L’infirmier sherbrookois Patrick Raymond, qui compte une vingtaine de missions humanitaires à son actif et qui s’apprête à repartir au Congo, ne croit pas que sa jeune concitoyenne Édith Blais et son copain italien Luca Tacchetto, tous deux disparus au Burkina Faso, aient été trop téméraires.

Trouver sa voie au milieu du désordre

CHRONIQUE / Une maman doit se sentir un peu moins seule à chercher son enfant au milieu du désert et dans l’immensité du continent africain quand un quotidien comme Le Monde publie un texte traitant de sa disparition.

Le volume de la caisse de résonnance médiatique augmente en marge de l’inquiétante disparition de la Sherbrookoise Édith Blais, attirée à 34 ans par l’entraide humanitaire dans le pays instable qu’est le Burkina Faso avec un copain italien, Luca Tacchetto, dont la famille est aussi sans nouvelles depuis le 15 décembre.

Imaginons sa mère Jocelyne Bergeron parcourant la revue de presse internationale sur internet à partir du logement de Sherbrooke qu’elle et ses proches ont transformé en bureau d’enquête d’Interpol, d’où elle aurait sans doute voulu réagir en propageant un message d’optimisme dans l’univers :

« Où que vous soyez sur la planète, si vous croisez une jeune femme toujours souriante aux yeux bleus, aux cheveux tressés, c’est immanquablement ma belle Édith! Rappelez-lui à quel point nous l’aimons et incitez-la à nous envoyer un petit coucou dès qu’elle en aura l’occasion ».

Mais voilà que les autorités canadiennes recommandent plutôt aux proches de Mme Blais de cesser les appels à l’aide. De réprimer leurs craintes en s’enfermant dans le mutisme, dans un silence ajoutant au poids de l’incertitude causée par des djihadistes se livrant encore dans ce pays à des purges religieuses et ethniques.

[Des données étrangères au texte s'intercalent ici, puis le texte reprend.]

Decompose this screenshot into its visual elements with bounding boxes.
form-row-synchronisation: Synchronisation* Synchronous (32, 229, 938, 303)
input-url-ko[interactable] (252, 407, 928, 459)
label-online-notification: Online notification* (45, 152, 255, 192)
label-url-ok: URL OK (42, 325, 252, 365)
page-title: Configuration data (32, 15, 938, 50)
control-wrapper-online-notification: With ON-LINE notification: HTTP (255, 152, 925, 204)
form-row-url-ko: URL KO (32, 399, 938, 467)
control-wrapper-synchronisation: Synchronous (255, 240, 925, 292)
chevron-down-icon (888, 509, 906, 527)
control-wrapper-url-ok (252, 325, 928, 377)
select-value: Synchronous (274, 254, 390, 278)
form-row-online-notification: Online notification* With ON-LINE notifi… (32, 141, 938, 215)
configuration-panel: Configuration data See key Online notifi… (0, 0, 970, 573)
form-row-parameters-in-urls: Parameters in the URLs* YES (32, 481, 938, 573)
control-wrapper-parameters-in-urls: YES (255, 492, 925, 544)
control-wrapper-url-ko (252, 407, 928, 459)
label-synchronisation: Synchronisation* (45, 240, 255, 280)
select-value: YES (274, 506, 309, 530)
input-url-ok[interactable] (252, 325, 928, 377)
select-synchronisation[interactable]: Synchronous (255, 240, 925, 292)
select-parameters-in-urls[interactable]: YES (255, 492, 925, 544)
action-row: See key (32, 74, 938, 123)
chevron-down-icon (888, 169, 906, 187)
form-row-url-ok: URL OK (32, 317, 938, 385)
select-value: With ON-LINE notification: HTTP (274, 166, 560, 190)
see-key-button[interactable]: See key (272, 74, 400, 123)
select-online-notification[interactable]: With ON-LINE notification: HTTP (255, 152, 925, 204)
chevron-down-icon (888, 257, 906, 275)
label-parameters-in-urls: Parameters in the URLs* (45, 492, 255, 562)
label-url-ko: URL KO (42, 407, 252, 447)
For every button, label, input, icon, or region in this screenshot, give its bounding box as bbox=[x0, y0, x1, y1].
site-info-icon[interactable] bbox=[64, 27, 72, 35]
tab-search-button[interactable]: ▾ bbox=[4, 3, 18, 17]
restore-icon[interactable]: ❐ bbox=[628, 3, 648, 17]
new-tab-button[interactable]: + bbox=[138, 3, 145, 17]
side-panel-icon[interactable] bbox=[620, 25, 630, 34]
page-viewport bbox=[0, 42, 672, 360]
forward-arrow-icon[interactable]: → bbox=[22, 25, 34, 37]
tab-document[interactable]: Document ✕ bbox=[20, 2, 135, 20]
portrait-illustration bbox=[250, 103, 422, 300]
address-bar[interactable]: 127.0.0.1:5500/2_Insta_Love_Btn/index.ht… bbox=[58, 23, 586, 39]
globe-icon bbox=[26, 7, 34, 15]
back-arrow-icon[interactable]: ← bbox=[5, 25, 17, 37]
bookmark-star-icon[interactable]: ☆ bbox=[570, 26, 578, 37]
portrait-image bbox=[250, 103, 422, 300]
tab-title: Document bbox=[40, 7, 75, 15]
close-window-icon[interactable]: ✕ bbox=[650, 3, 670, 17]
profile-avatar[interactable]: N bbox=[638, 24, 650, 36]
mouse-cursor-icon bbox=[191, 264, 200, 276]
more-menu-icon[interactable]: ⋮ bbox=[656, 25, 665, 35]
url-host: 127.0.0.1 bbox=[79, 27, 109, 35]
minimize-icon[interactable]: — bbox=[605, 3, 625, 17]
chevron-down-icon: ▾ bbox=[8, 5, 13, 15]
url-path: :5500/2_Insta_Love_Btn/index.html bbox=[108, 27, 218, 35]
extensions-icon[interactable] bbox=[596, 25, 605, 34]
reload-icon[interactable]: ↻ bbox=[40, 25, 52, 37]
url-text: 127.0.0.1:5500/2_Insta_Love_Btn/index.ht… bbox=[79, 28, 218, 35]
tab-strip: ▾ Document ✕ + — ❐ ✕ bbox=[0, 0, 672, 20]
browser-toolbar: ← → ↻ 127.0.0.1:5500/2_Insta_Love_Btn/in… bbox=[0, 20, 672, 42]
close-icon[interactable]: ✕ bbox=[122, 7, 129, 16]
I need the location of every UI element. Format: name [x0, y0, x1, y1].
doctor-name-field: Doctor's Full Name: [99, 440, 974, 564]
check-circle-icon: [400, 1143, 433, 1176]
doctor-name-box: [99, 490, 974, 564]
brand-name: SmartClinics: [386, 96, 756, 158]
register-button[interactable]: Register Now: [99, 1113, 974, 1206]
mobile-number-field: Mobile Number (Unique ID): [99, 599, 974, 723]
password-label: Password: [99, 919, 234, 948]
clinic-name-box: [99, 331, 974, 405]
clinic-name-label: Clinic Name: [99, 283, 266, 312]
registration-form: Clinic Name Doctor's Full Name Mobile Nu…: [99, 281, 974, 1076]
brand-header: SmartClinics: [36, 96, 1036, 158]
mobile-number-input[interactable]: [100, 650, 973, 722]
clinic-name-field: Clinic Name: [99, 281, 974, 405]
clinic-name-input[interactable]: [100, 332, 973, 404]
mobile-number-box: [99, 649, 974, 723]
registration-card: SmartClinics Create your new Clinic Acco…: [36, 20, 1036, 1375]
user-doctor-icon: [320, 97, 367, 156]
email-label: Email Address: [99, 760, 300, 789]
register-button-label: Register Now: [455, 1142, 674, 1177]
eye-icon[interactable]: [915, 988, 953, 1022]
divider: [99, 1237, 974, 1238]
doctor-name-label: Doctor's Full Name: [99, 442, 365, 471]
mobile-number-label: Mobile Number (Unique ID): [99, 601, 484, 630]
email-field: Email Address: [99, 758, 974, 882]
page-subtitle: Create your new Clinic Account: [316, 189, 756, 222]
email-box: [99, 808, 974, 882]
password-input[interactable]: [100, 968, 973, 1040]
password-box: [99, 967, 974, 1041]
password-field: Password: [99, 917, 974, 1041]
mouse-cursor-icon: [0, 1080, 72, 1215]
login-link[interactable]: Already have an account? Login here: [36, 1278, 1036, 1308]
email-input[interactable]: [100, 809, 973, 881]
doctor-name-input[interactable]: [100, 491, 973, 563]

Bien que ce soit difficile à admettre, il ne faut surtout pas nourrir les ambitions de brigands assoiffés de rançons.

« Je me suis déjà retrouvé à l’étranger à devoir discuter et argumenter avec des milices armées qui nous bloquaient le passage. Sans connaître ce qui s’est vraiment passé dans le cas de Mme Blais, j’encourage sa famille à garder espoir. Il y a de très bonnes chances qu’elle et son ami soient toujours vivants. Ces situations sont stressantes et délicates, mais finissent généralement par se régler sans perte de vie », témoigne Patrice Raymond, un infirmier sherbrookois ayant le bagage d’une vingtaine de missions humanitaires.

M. Raymond est d’ailleurs en attente de confirmation d’un autre départ pour retourner combattre la maladie de l’Ebola au cours des prochaines semaines dans une région isolée du Congo où 150 groupes rebelles s’affrontent. Conjoncture locale pour le moins tendue, ne représentant toutefois pas un risque indu aux yeux du coopérant.          

« Ce n’est pas être entêté que de vouloir aider. Il y a toujours du danger, peu importe où l’on nous envoie. Nous sommes adéquatement formés pour composer avec le risque. Le personnel de la Croix-Rouge nous encadre et veille au respect de pratiques sécuritaires. Les besoins des populations locales sont trop urgents et trop importants pour suspendre les opérations de secours », estime-t-il.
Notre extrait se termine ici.